Speaker
Description
Coupling single quantum emitters such as atoms and quantum dots (QDs) to structured photonic reservoir structures is usually assumed to depend on the local density of photon states (LDOS). However, in nanophotonic cavity structures, there is a much richer coupling that can take place - in particular, by controlling the anisotropic vacuum. Photonic crystal waveguides, for example, are periodic semiconductors for light that can control and mold the flow of photons in ways that are not possible in conventional optical structures.

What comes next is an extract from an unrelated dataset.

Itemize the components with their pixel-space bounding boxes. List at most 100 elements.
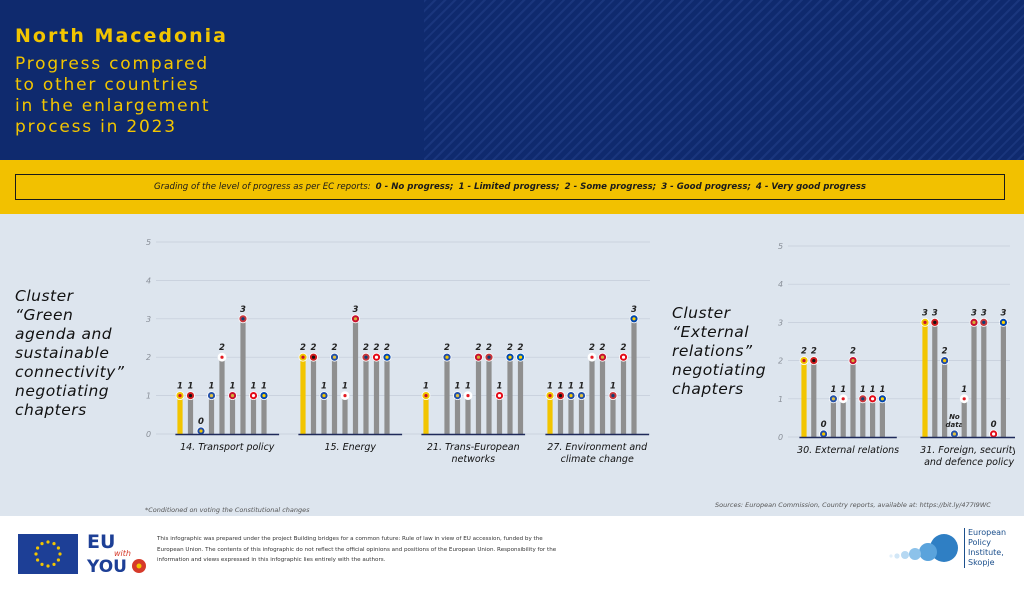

This talk will first introduce the motivation and theory of light-matter interactions and quantum
optics control that is possible in slow-light photonic crystal waveguides, with a focus on hybrid
QD (artificial atom) photonic-crystal systems. I will discuss the underlying physics of enhanced
light-matter interactions and light propagation in these open cavity structures, and give examples
where one can controllably emit single photons on a chip and create spin photon entanglers using
the remarkable chiral properties of the nanoconfined light fields [1]. I will show why one needs
more than just the LDOS to describe light-dipole interactions, and demonstrate a drastic
failure of semiclassical theory for light propagation even at the level of a single quantum excitation. Second, I will show how one can exploit anisotropy-induced quantum interference [2] to eliminate single photon spontaneous emission and create population trapping between orthogonal QD exciton states in photonic crystal waveguides and microcavity systems.
[1] A. B. Young, A. Thijssen, D. M. Beggs, P. Androvitsaneas, L. Kuipers, J. G. Rarity, S.
Hughes, and R. Oulton, Polarization engineering in photonic crystal waveguides for spin-photon entanglers, Phys. Rev. Lett. 115, 153901 (2015).
[2] S. Hughes and G. S. Agarwal, Anisotropy-induced quantum interference and population trapping between orthogonal quantum dot exciton states in semiconductor cavity systems, Phys. Rev. Lett. 118, 063601 (2017).